A generously detailed (and generously) free service, it’s there for you if you suddenly find yourself outside city limits and stuck in the snow (probably in a dreaded car). Hit the handy button labeled “I’m Stranded” and it will walk you through the steps you take to increase your chances of not dying a horrible death. It will help you measure your gas, while reminding you that running your engine can result in carbon monoxide buildup. It will also send out periodic alerts to your emergency contact, should you find cell phone service lacking.
In fact, it’s worth going through Winter Survival Kit before you take off in dangerous weather. Having read all of its worst-case-scenario scenarios can save your life — although traveling at all during this block of Polar Vortex might be worth curtailing in the first place.

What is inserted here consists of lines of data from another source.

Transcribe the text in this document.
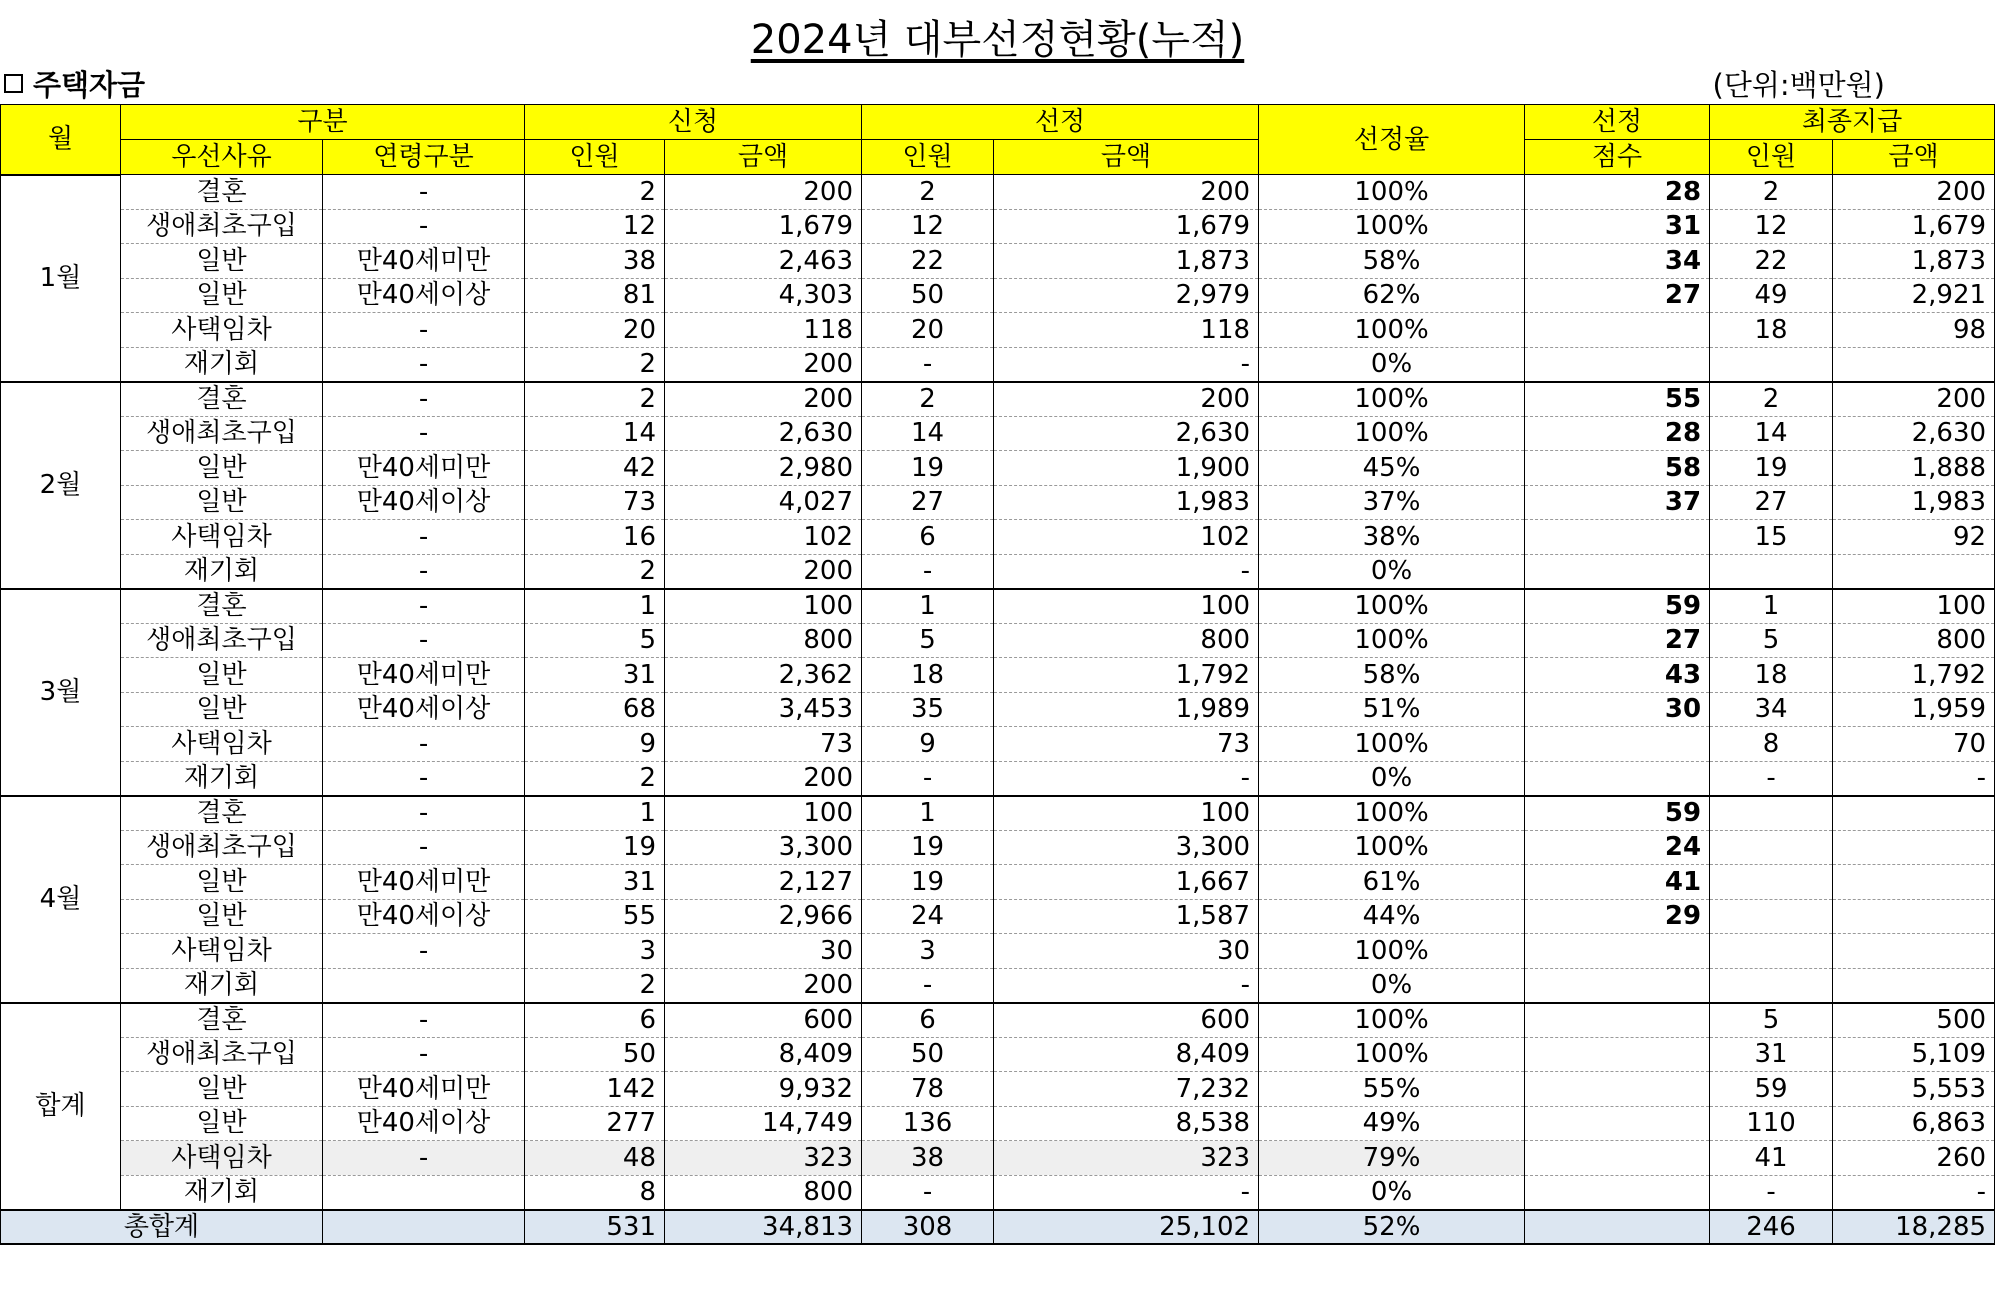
2024년 대부선정현황(누적)
주택자금	(단위:백만원)
월	구분		신청		선정		선정율	선정	최종지급	
	우선사유	연령구분	인원	금액	인원	금액		점수	인원	금액
1월	결혼	-	2	200	2	200	100%	28	2	200
	생애최초구입	-	12	1,679	12	1,679	100%	31	12	1,679
	일반	만40세미만	38	2,463	22	1,873	58%	34	22	1,873
	일반	만40세이상	81	4,303	50	2,979	62%	27	49	2,921
	사택임차	-	20	118	20	118	100%		18	98
	재기회	-	2	200	-	-	0%			
2월	결혼	-	2	200	2	200	100%	55	2	200
	생애최초구입	-	14	2,630	14	2,630	100%	28	14	2,630
	일반	만40세미만	42	2,980	19	1,900	45%	58	19	1,888
	일반	만40세이상	73	4,027	27	1,983	37%	37	27	1,983
	사택임차	-	16	102	6	102	38%		15	92
	재기회	-	2	200	-	-	0%			
3월	결혼	-	1	100	1	100	100%	59	1	100
	생애최초구입	-	5	800	5	800	100%	27	5	800
	일반	만40세미만	31	2,362	18	1,792	58%	43	18	1,792
	일반	만40세이상	68	3,453	35	1,989	51%	30	34	1,959
	사택임차	-	9	73	9	73	100%		8	70
	재기회	-	2	200	-	-	0%		-	-
4월	결혼	-	1	100	1	100	100%	59		
	생애최초구입	-	19	3,300	19	3,300	100%	24		
	일반	만40세미만	31	2,127	19	1,667	61%	41		
	일반	만40세이상	55	2,966	24	1,587	44%	29		
	사택임차	-	3	30	3	30	100%			
	재기회		2	200	-	-	0%			
합계	결혼	-	6	600	6	600	100%		5	500
	생애최초구입	-	50	8,409	50	8,409	100%		31	5,109
	일반	만40세미만	142	9,932	78	7,232	55%		59	5,553
	일반	만40세이상	277	14,749	136	8,538	49%		110	6,863
	사택임차	-	48	323	38	323	79%		41	260
	재기회		8	800	-	-	0%		-	-
총합계			531	34,813	308	25,102	52%		246	18,285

Never underestimate the power of some well-chosen delusion. If you indeed live in a city, you likely don’t have easy access to a fireplace. (Indeed, you may even live with a rickety steam heater, probably left over from the 19th century, that alternates between loud hissing and terrifying banging sounds.) But if you want to bask in the glow of some fireplace, even a digital one that doesn’t even emit warmth, try the app Fireplace. For a buck you can bring up a live, crackling wood fire, minus the heat but also minus the smoke and the irritating lengths it takes to put it out when you’re done. It’s like the competing Yulelog TV emissions around the holidays, only minus the cheesy/inexplicable song choices and tiny enough to fit in your hand. Hey, it’s something.
What's On Your Phone?
Occupation: Magician, filmmaker, skeptic
Out now: "Tim's Vermeer," a documentary about inventor Tim Jenison trying recreate a Johannes Vermeer painting, which Teller directed, with Penn Jillette as producer.
"I use Sleep machine. Sleep machine produces various kinds of white noise. You can create whatever exact sound you want, and use it bedside in hotels to mask the hotel noise. To amplify it, I always put it in the ice bucket or the trash can. That’s a great amplifier."